Господи, сколько же он выпил хмельного за свою короткую жизнь! Нет, он не жалел о том. Бражничая, он всегда испытывал наслаждение и душевный полет, как сокол. Во всех затеях и потехах под хмельным духом ему было море по колено. А уж в состязании, кто кого одолеет в питии, ему не было равных. Разве что канцлеру Владу он уступал иной раз, но у того была утроба, похожая на винную бочку.
Уже близко к утру к Александру пришла спасительная, но и кощунственная мысль: хватануть ковш хмельного. Вот тогда уж, счёл он, вспыхнет огнём озябшая душа, руки нальются теплом, исчезнет страх, чадо детородное разогреется и он обнимет, приласкает любезную супругу. А потом начнётся торжество плоти. Он поверил, что всё так и будет. Как прекрасно всё завершится! И всего‑то для этого нужно подмять под себя клятвенное обещание. Совсем пустяк — нарушить клятву. Можно ли это сделать ради блаженства, ради исполнения супружеского долга, может быть, ради исполнения желаний супруги? Ведь она, поди, жаждет этого? Конечно же, можно. Сам Господь Бог благословил бы.

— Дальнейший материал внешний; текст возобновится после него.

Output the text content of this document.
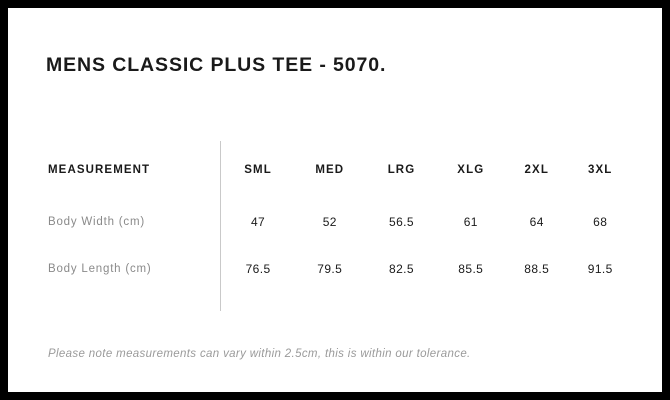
MENS CLASSIC PLUS TEE - 5070.
MEASUREMENT	SML	MED	LRG	XLG	2XL	3XL
Body Width (cm)	47	52	56.5	61	64	68
Body Length (cm)	76.5	79.5	82.5	85.5	88.5	91.5
Please note measurements can vary within 2.5cm, this is within our tolerance.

Александру оставалось лишь решить, как осуществить задуманное и добыть кувшин вина: ведь при нём не было даже кастеляна, слуги, холопа, кто бы сбегал в погреб за хмельным. От этой безысходности порыв медленно угас, словно ветер в густой чаще. Александр отвернулся от Елены, и всё его долгое напряжение выплеснулось наружу. От жалости к себе он тихо заплакал. Сам того не ведая, он пролил очистительные слёзы. Они не расслабили его, а наполнили грудь здоровой злостью на себя, на своих вельмож. Он дал себе слово освободиться от их опеки, вырваться из их цепких лап, встать властно над ними, как и положено государю–самодержцу. «Долой порочную мягкотелость! Я буду жесток с ними!» — шептал великий князь, поднявшись с ложа и покидая прекрасную Елену, чтобы вернуться к ней обновлённым. Он наскоро оделся и ещё задолго до рассвета покинул Нижний замок. Он шёл в Верхний замок с распахнутой грудью. Было морозно, ветрено, зима ещё не хотела уступать весне свои права, но князь не ощущал холода. Руки, ноги, сердце — всё было горячим, всё жаждало боя, сечи. Теперь для этого оставалось сделать совсем немного: бросить своим жестокосердным, властолюбивым панам вызов. Он отважился, не мешкая, поднявшись в Верхний замок, разбудить всех обитателей боевым рогом. Пока князья, гетманы, шляхтичи сбегаются на замковую площадь, он облачится в латы, сядет на боевого коня и скажет своим подданным…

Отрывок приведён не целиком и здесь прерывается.